Até ao início dos anos 20 do século passado,  não havia assistência a bordo. Os franceses, por seu turno, já beneficiavam, desde se1896, de assistência médico-hospitalar nos bancos da Terra Nova.

Em 1922, os franceses dispunham do navio-hospital "Sainte Jeanne d'Arc", que também prestava cuidados às tripulações portuguesas. Era propriedade de uma associação humanitária, a "Societé des Oeuvres de Mer", que teve 7 navios-hospitais, de 1896 a 1939, cada navio com um médico e um capelão.  (A França chegou a ter   11 mil homens, na pesca do bacalhau, na Terra Nova e na Islândia, em finais do séc. XIX, e Portugal teria então uns 800, 40 em media por embarcação)

O médico a bordo no "Sainte Jeanne d' Arc", citado por  João David Batel Marques,  escreve, no seu relatório desse ano de 1922, que tinha hospitalizado 13 doentes portugueses (5 dos quais com  tuberculose pulmonar, doença infetocontagiosa perigosa; vários tinham  hemoptises; e 1 morreu). 

Havia homens, além  disso, com infeções graves, que deviam ser hospitalizados com urgência, mas que se recusavam a tal, ou eram impedidos pelos seus capitães (pág. 12).

Face a esta situação, o Ministério da Marinha é cada vez mais pressionado a mandar um navio-hospital para prestar assistência médica ao pessoal da frota (constituída ainda só por lugres).

O primeiro navio-hospital foi o cruzador "Carvalho Araújo" que levava como chefe dos serviços médicos o segundo-tenente Carlos Augusto Rodrigues Borges (pág, 14). (Nasceu no Porto, em 1897; morreu em 1970,  em Vila Nova de Gaia.)

Escreveu ele:

 "Nunca será possivel  bem ajuizar o que estes infelizes passam e sofrem nessa vida horrorosa de todos os dias, cheia de trabalhos  violentos e e de perigos variadíssimos e quase que permanentes" (pág. 14).
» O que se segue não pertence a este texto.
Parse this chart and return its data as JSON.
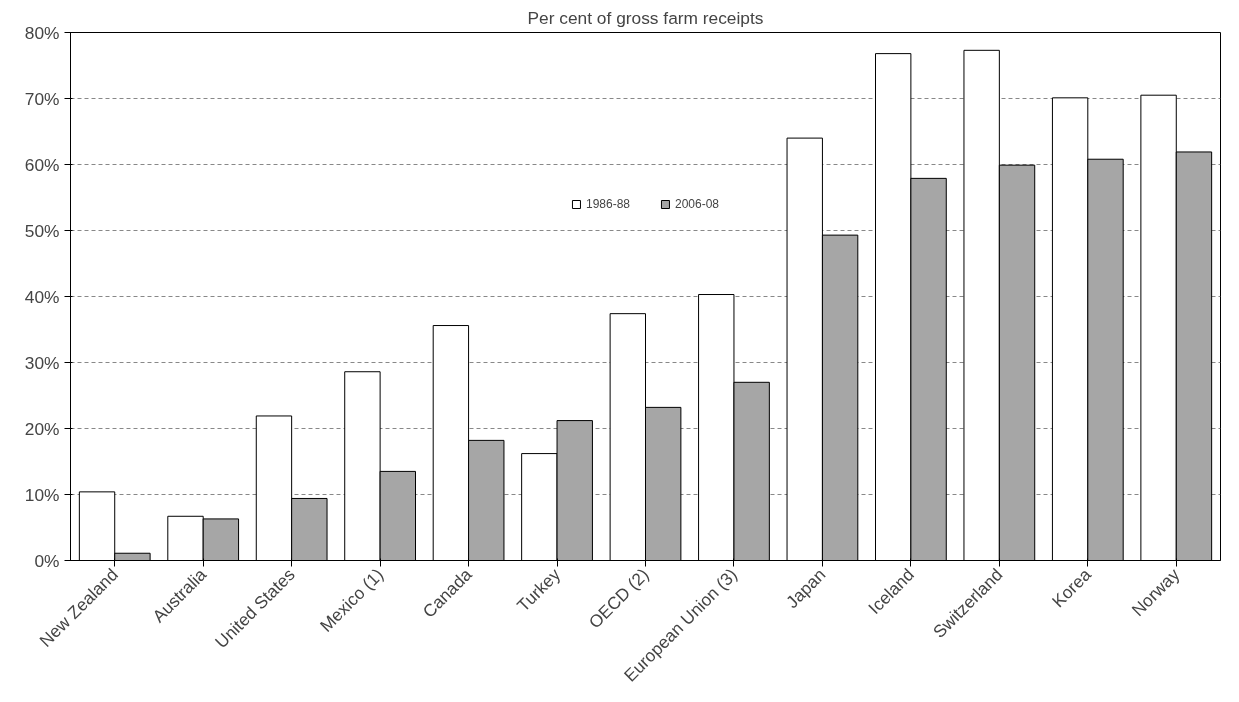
{
  "chart_data": {
    "type": "bar",
    "title": "Per cent of gross farm receipts",
    "categories": [
      "New Zealand",
      "Australia",
      "United States",
      "Mexico (1)",
      "Canada",
      "Turkey",
      "OECD (2)",
      "European Union (3)",
      "Japan",
      "Iceland",
      "Switzerland",
      "Korea",
      "Norway"
    ],
    "series": [
      {
        "name": "1986-88",
        "color": "#ffffff",
        "values": [
          10.4,
          6.7,
          21.9,
          28.6,
          35.6,
          16.2,
          37.4,
          40.3,
          64.0,
          76.8,
          77.3,
          70.1,
          70.5
        ]
      },
      {
        "name": "2006-08",
        "color": "#a6a6a6",
        "values": [
          1.1,
          6.3,
          9.4,
          13.5,
          18.2,
          21.2,
          23.2,
          27.0,
          49.3,
          57.9,
          59.9,
          60.8,
          61.9
        ]
      }
    ],
    "ylim": [
      0,
      80
    ],
    "yticks": [
      {
        "value": 0,
        "label": "0%"
      },
      {
        "value": 10,
        "label": "10%"
      },
      {
        "value": 20,
        "label": "20%"
      },
      {
        "value": 30,
        "label": "30%"
      },
      {
        "value": 40,
        "label": "40%"
      },
      {
        "value": 50,
        "label": "50%"
      },
      {
        "value": 60,
        "label": "60%"
      },
      {
        "value": 70,
        "label": "70%"
      },
      {
        "value": 80,
        "label": "80%"
      }
    ],
    "grid": "y",
    "legend": "top"
  }
}
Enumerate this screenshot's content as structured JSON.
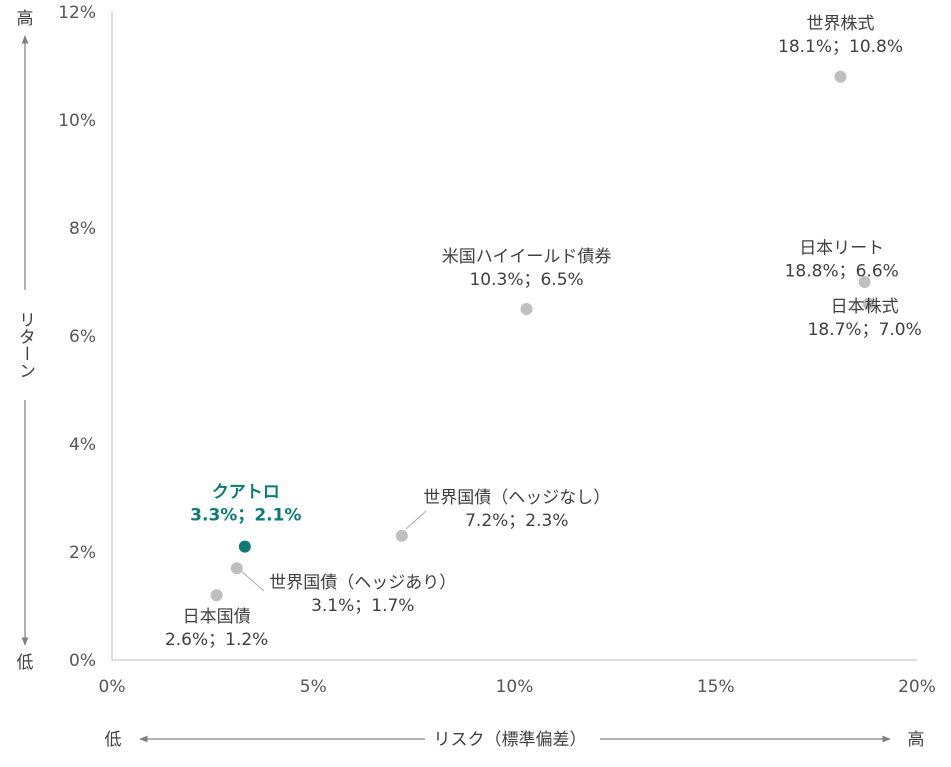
{
  "chart_data": {
    "type": "scatter",
    "xlabel": "リスク（標準偏差）",
    "ylabel": "リターン",
    "x_low_label": "低",
    "x_high_label": "高",
    "y_low_label": "低",
    "y_high_label": "高",
    "xlim": [
      0,
      20
    ],
    "ylim": [
      0,
      12
    ],
    "x_ticks": [
      "0%",
      "5%",
      "10%",
      "15%",
      "20%"
    ],
    "y_ticks": [
      "0%",
      "2%",
      "4%",
      "6%",
      "8%",
      "10%",
      "12%"
    ],
    "grid": false,
    "colors": {
      "point": "#bfbfbf",
      "highlight": "#0b7b76",
      "axis": "#bfbfbf"
    },
    "points": [
      {
        "name": "世界株式",
        "value_label": "18.1%；10.8%",
        "x": 18.1,
        "y": 10.8,
        "highlight": false
      },
      {
        "name": "日本リート",
        "value_label": "18.8%；6.6%",
        "x": 18.8,
        "y": 6.6,
        "highlight": false
      },
      {
        "name": "日本株式",
        "value_label": "18.7%；7.0%",
        "x": 18.7,
        "y": 7.0,
        "highlight": false
      },
      {
        "name": "米国ハイイールド債券",
        "value_label": "10.3%；6.5%",
        "x": 10.3,
        "y": 6.5,
        "highlight": false
      },
      {
        "name": "世界国債（ヘッジなし）",
        "value_label": "7.2%；2.3%",
        "x": 7.2,
        "y": 2.3,
        "highlight": false
      },
      {
        "name": "世界国債（ヘッジあり）",
        "value_label": "3.1%；1.7%",
        "x": 3.1,
        "y": 1.7,
        "highlight": false
      },
      {
        "name": "日本国債",
        "value_label": "2.6%；1.2%",
        "x": 2.6,
        "y": 1.2,
        "highlight": false
      },
      {
        "name": "クアトロ",
        "value_label": "3.3%；2.1%",
        "x": 3.3,
        "y": 2.1,
        "highlight": true
      }
    ]
  }
}
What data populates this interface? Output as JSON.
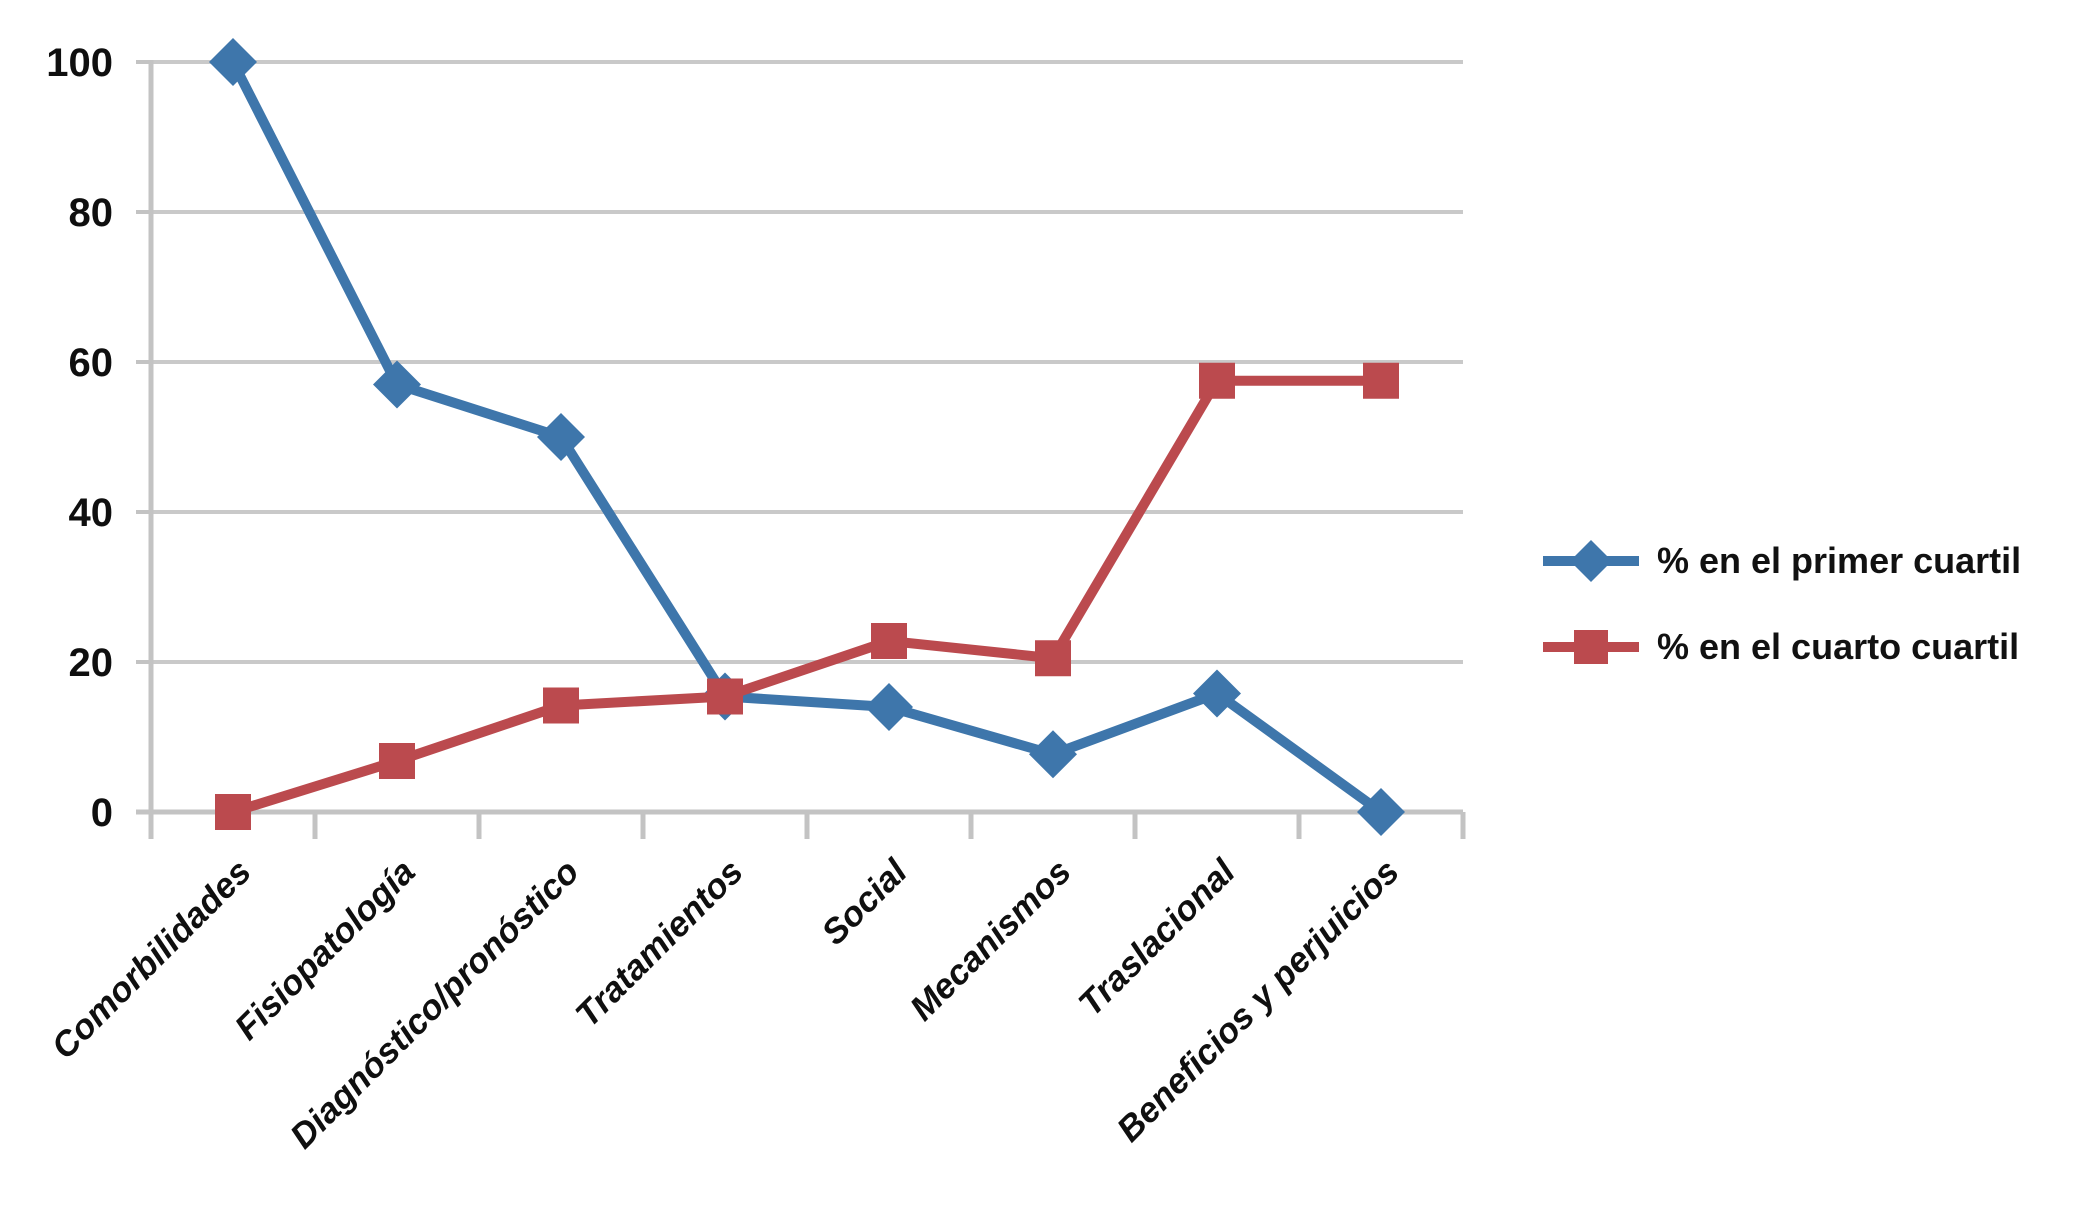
{
  "figure": {
    "background": "#FFFFFF"
  },
  "chart_data": {
    "type": "line",
    "title": "",
    "xlabel": "",
    "ylabel": "",
    "categories": [
      "Comorbilidades",
      "Fisiopatología",
      "Diagnóstico/pronóstico",
      "Tratamientos",
      "Social",
      "Mecanismos",
      "Traslacional",
      "Beneficios y perjuicios"
    ],
    "series": [
      {
        "name": "% en el primer cuartil",
        "color": "#3E76AB",
        "marker": "diamond",
        "values": [
          100,
          57,
          50,
          15.4,
          14,
          7.7,
          15.8,
          0
        ]
      },
      {
        "name": "% en el cuarto cuartil",
        "color": "#BB4A4E",
        "marker": "square",
        "values": [
          0,
          6.8,
          14.2,
          15.4,
          22.8,
          20.5,
          57.5,
          57.5
        ]
      }
    ],
    "ylim": [
      0,
      100
    ],
    "yticks": [
      0,
      20,
      40,
      60,
      80,
      100
    ],
    "grid": true,
    "gridline_color": "#C9C9C9",
    "axis_color": "#C3C3C3",
    "tick_label_color": "#0F0F0F",
    "legend_position": "right-middle",
    "legend_text_color": "#111111"
  }
}
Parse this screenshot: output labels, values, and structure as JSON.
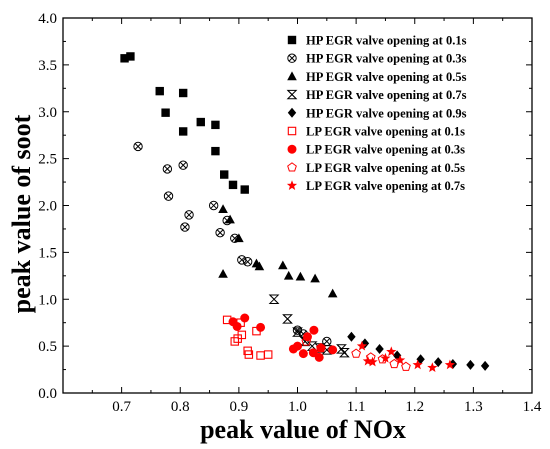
{
  "chart_data": {
    "type": "scatter",
    "xlabel": "peak value of NOx",
    "ylabel": "peak value of soot",
    "xlim": [
      0.6,
      1.4
    ],
    "ylim": [
      0.0,
      4.0
    ],
    "xticks": [
      "0.7",
      "0.8",
      "0.9",
      "1.0",
      "1.1",
      "1.2",
      "1.3",
      "1.4"
    ],
    "yticks": [
      "0.0",
      "0.5",
      "1.0",
      "1.5",
      "2.0",
      "2.5",
      "3.0",
      "3.5",
      "4.0"
    ],
    "grid": false,
    "legend_position": "top-right",
    "series": [
      {
        "name": "HP EGR valve opening at 0.1s",
        "marker": "square-filled",
        "color": "#000000",
        "points": [
          [
            0.705,
            3.57
          ],
          [
            0.715,
            3.59
          ],
          [
            0.765,
            3.22
          ],
          [
            0.775,
            2.99
          ],
          [
            0.805,
            3.2
          ],
          [
            0.805,
            2.79
          ],
          [
            0.835,
            2.89
          ],
          [
            0.86,
            2.86
          ],
          [
            0.86,
            2.58
          ],
          [
            0.875,
            2.33
          ],
          [
            0.89,
            2.22
          ],
          [
            0.91,
            2.17
          ]
        ]
      },
      {
        "name": "HP EGR valve opening at 0.3s",
        "marker": "circle-x",
        "color": "#000000",
        "points": [
          [
            0.728,
            2.63
          ],
          [
            0.778,
            2.39
          ],
          [
            0.78,
            2.1
          ],
          [
            0.805,
            2.43
          ],
          [
            0.808,
            1.77
          ],
          [
            0.815,
            1.9
          ],
          [
            0.857,
            2.0
          ],
          [
            0.868,
            1.71
          ],
          [
            0.88,
            1.84
          ],
          [
            0.893,
            1.65
          ],
          [
            0.905,
            1.42
          ],
          [
            0.915,
            1.4
          ],
          [
            1.0,
            0.67
          ],
          [
            1.01,
            0.63
          ],
          [
            1.05,
            0.55
          ]
        ]
      },
      {
        "name": "HP EGR valve opening at 0.5s",
        "marker": "triangle-filled",
        "color": "#000000",
        "points": [
          [
            0.873,
            1.27
          ],
          [
            0.873,
            1.96
          ],
          [
            0.885,
            1.85
          ],
          [
            0.9,
            1.65
          ],
          [
            0.93,
            1.38
          ],
          [
            0.935,
            1.35
          ],
          [
            0.975,
            1.36
          ],
          [
            0.985,
            1.25
          ],
          [
            1.005,
            1.24
          ],
          [
            1.03,
            1.22
          ],
          [
            1.06,
            1.06
          ]
        ]
      },
      {
        "name": "HP EGR valve opening at 0.7s",
        "marker": "bowtie",
        "color": "#000000",
        "points": [
          [
            0.96,
            1.0
          ],
          [
            0.983,
            0.79
          ],
          [
            1.0,
            0.65
          ],
          [
            1.013,
            0.55
          ],
          [
            1.025,
            0.5
          ],
          [
            1.038,
            0.48
          ],
          [
            1.05,
            0.46
          ],
          [
            1.075,
            0.47
          ],
          [
            1.08,
            0.43
          ]
        ]
      },
      {
        "name": "HP EGR valve opening at 0.9s",
        "marker": "diamond-filled",
        "color": "#000000",
        "points": [
          [
            1.092,
            0.6
          ],
          [
            1.115,
            0.53
          ],
          [
            1.14,
            0.47
          ],
          [
            1.17,
            0.4
          ],
          [
            1.21,
            0.36
          ],
          [
            1.24,
            0.33
          ],
          [
            1.265,
            0.31
          ],
          [
            1.295,
            0.3
          ],
          [
            1.32,
            0.29
          ]
        ]
      },
      {
        "name": "LP EGR valve opening at 0.1s",
        "marker": "square-open",
        "color": "#ff0000",
        "points": [
          [
            0.88,
            0.78
          ],
          [
            0.893,
            0.55
          ],
          [
            0.898,
            0.58
          ],
          [
            0.903,
            0.75
          ],
          [
            0.905,
            0.62
          ],
          [
            0.915,
            0.45
          ],
          [
            0.917,
            0.41
          ],
          [
            0.93,
            0.66
          ],
          [
            0.937,
            0.4
          ],
          [
            0.95,
            0.41
          ]
        ]
      },
      {
        "name": "LP EGR valve opening at 0.3s",
        "marker": "circle-filled",
        "color": "#ff0000",
        "points": [
          [
            0.89,
            0.76
          ],
          [
            0.897,
            0.71
          ],
          [
            0.91,
            0.8
          ],
          [
            0.937,
            0.7
          ],
          [
            0.993,
            0.47
          ],
          [
            1.0,
            0.5
          ],
          [
            1.01,
            0.42
          ],
          [
            1.017,
            0.6
          ],
          [
            1.027,
            0.43
          ],
          [
            1.028,
            0.67
          ],
          [
            1.037,
            0.38
          ],
          [
            1.04,
            0.48
          ],
          [
            1.06,
            0.46
          ]
        ]
      },
      {
        "name": "LP EGR valve opening at 0.5s",
        "marker": "pentagon-open",
        "color": "#ff0000",
        "points": [
          [
            1.015,
            0.55
          ],
          [
            1.04,
            0.48
          ],
          [
            1.1,
            0.42
          ],
          [
            1.125,
            0.38
          ],
          [
            1.145,
            0.36
          ],
          [
            1.165,
            0.31
          ],
          [
            1.185,
            0.28
          ]
        ]
      },
      {
        "name": "LP EGR valve opening at 0.7s",
        "marker": "star-filled",
        "color": "#ff0000",
        "points": [
          [
            1.11,
            0.5
          ],
          [
            1.12,
            0.34
          ],
          [
            1.128,
            0.33
          ],
          [
            1.15,
            0.37
          ],
          [
            1.16,
            0.44
          ],
          [
            1.175,
            0.35
          ],
          [
            1.205,
            0.3
          ],
          [
            1.23,
            0.27
          ],
          [
            1.26,
            0.3
          ]
        ]
      }
    ]
  }
}
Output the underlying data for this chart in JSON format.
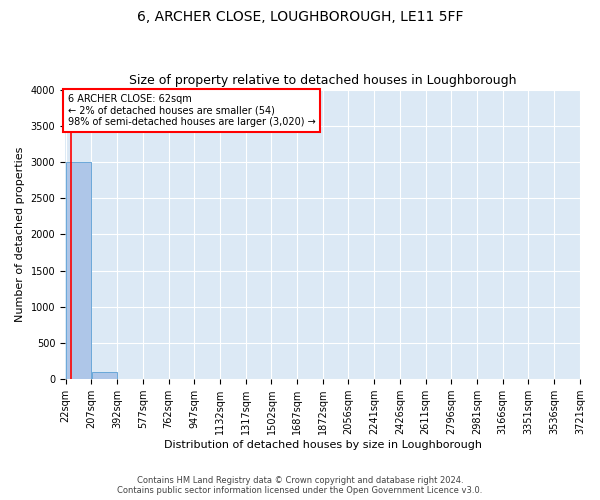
{
  "title": "6, ARCHER CLOSE, LOUGHBOROUGH, LE11 5FF",
  "subtitle": "Size of property relative to detached houses in Loughborough",
  "xlabel": "Distribution of detached houses by size in Loughborough",
  "ylabel": "Number of detached properties",
  "bar_edges": [
    22,
    207,
    392,
    577,
    762,
    947,
    1132,
    1317,
    1502,
    1687,
    1872,
    2056,
    2241,
    2426,
    2611,
    2796,
    2981,
    3166,
    3351,
    3536,
    3721
  ],
  "bar_labels": [
    "22sqm",
    "207sqm",
    "392sqm",
    "577sqm",
    "762sqm",
    "947sqm",
    "1132sqm",
    "1317sqm",
    "1502sqm",
    "1687sqm",
    "1872sqm",
    "2056sqm",
    "2241sqm",
    "2426sqm",
    "2611sqm",
    "2796sqm",
    "2981sqm",
    "3166sqm",
    "3351sqm",
    "3536sqm",
    "3721sqm"
  ],
  "bar_heights": [
    3000,
    100,
    0,
    0,
    0,
    0,
    0,
    0,
    0,
    0,
    0,
    0,
    0,
    0,
    0,
    0,
    0,
    0,
    0,
    0
  ],
  "bar_color": "#aec6e8",
  "bar_edge_color": "#5a9fd4",
  "property_size": 62,
  "annotation_line1": "6 ARCHER CLOSE: 62sqm",
  "annotation_line2": "← 2% of detached houses are smaller (54)",
  "annotation_line3": "98% of semi-detached houses are larger (3,020) →",
  "ylim": [
    0,
    4000
  ],
  "yticks": [
    0,
    500,
    1000,
    1500,
    2000,
    2500,
    3000,
    3500,
    4000
  ],
  "background_color": "#dce9f5",
  "footer_line1": "Contains HM Land Registry data © Crown copyright and database right 2024.",
  "footer_line2": "Contains public sector information licensed under the Open Government Licence v3.0.",
  "title_fontsize": 10,
  "subtitle_fontsize": 9,
  "axis_label_fontsize": 8,
  "tick_fontsize": 7,
  "grid_color": "#ffffff"
}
E acrescenta: (...) "A inesperada aparição do 'Carvalho Araújo' provocou,   nessa gente rude, muitas lágrimas de enternecimento e, por vezes,  o entusiasmo deveras significativo!".

Mas  um navio de guerra não podia cumprir as funções especializadas a desempenhar por um navio-hospital. O comandante e o médico do "Carvalho Araújo" deram ideias e sugestões para o desenho e construção desse futuro navio de assistência, que deveria também servir de intermediário no transporte de correio entre Saint John's e Portugal (pág. 20).

O médico, segundo-tenente, Carlos Borges assinala a prevalência, entre as tripulações da frota branca, de:

  • doenças infetocontagiosas;
  • problemas do estômago;
  • problemas pulmonares.

E não era raro haver mortes (que ficavam sepultados nas profundezas do mar).

Só em 1927 a frota bacalhoeira vai ter o seu primeiro "Gil Eanes", o ex-navio alemão "Lahneck", construído em 1914, e apresado pelas autoridades portuguesas no rio Tejo. Sofreu adaptações na Holanda para servir como navio-hospital. Operou como "Gil Eanes" entre 1916 e 1955.

Teve uma atividade irregular, como navio-hospital:

"Entre 1931 e 1936 a atividade do  navio  resumiu-se ao transporte de presos" (pág, 24).

Só em 1942 se faria a sua transferência, da Marinha de Guerra para a Marinha Mercante. A propriedade passou a ser do Grémio dos Armadores  de Navios da Pesca do Bacalhau (GANPB). Teve diversos capitães da marinha mercante e capitães de bandeira (que eram oficiais da Armada) (pág. 27).

A última viagem aos bancos bacalhoeiros foi em 1954. Em 1955 fez-se à agua o novo navio-hospital "Gil Eanes". (**)

O Estado Novo fazia questão, na época, de transformar a "epopeia do bacalhau" (sic) num verdadeiro estandarte do "ressurgimento económico do país" (pág. 30). Veja-se, por exemplo,  como a frota vai crescer de 1935 a 1961, para um total de 91 unidades e quase 6 mil  homens:

  • 22 lugres de madeira;
  • 4 lugres de aço;
  • 41 navios a motor (de madeira, 19; e de aço, 22);
  • 24 arrastões clássicos.

"Em 1958 , foi à pesca a melhor frota de sempre, composta por 77 navios e, e tripulada por 5736 homens" (pág, 30). 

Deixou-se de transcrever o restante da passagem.